Depending on what kind of content you’ve got online, your web traffic could be coming from all over. If you find out that you’ve got an enormous following in, say, California, you should be using this to your advantage with regards to content creation, marketing, and promotion. For example, if you create blog posts or social media updates, you’d want to be sure to post during peak traffic hours for Pacific Standard Time.
The ability to tell whether users are navigating on a PC or a mobile device is especially helpful if your site isn’t yet mobile optimized. While you should really have a stellar mobile optimization either way, you can find out how high of a priority your mobile-view should be by comparing the platforms people use to navigate to your site. (Interested in mobile optimizing your site? Get in touch.)

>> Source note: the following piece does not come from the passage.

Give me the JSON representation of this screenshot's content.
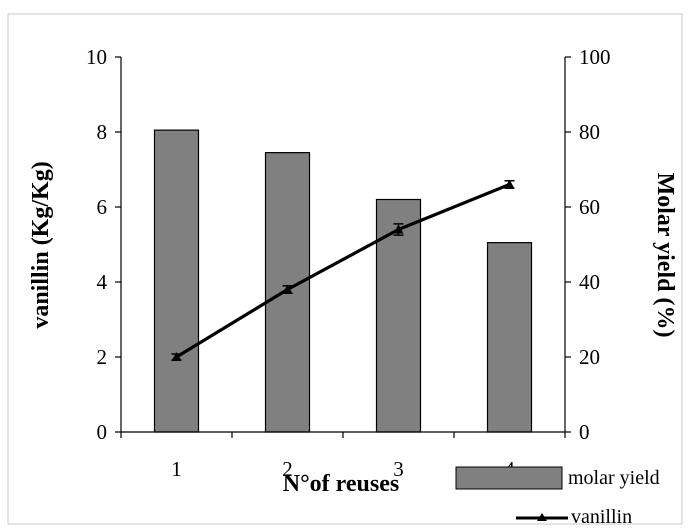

If you’ve got a blog, Google Analytics offers you the opportunity to find out about the popularity of each of your posts, making it easy to figure out which ones receive the most traffic. You can then filter out less successful topics and design a plan to optimize future content and create more high-traffic posts. Given that this can increase user-engagement on your site while simultaneously improving your SEO, it’s probably one of the most valuable tactics on this list.
Friendly Traffic Sources
Knowing which sites are sending you the most traffic is especially helpful if you’re paying for advertising, but it’s also important if you do your own social media marketing. Find out which networks you’d like to receive more engagement from, or alternatively, decide to give the most focus to the network that drives the most traffic to your site.
The “Organic Search” info page in Google Analytics provides you with a list of keywords displayed in the order of how many site visits they lead to. This lets you know which keywords are leading to the most traffic, and which ones are under-performing in organic search results. It also gives you the average visit duration for each keyword, which can clue you into which search terms are probably leading to the most sales. It’s likely, too, that your site is showing up for keywords that you wouldn’t have considered optimizing for, so you can base more content around these topics and possibly discover a niche or two that you never knew about.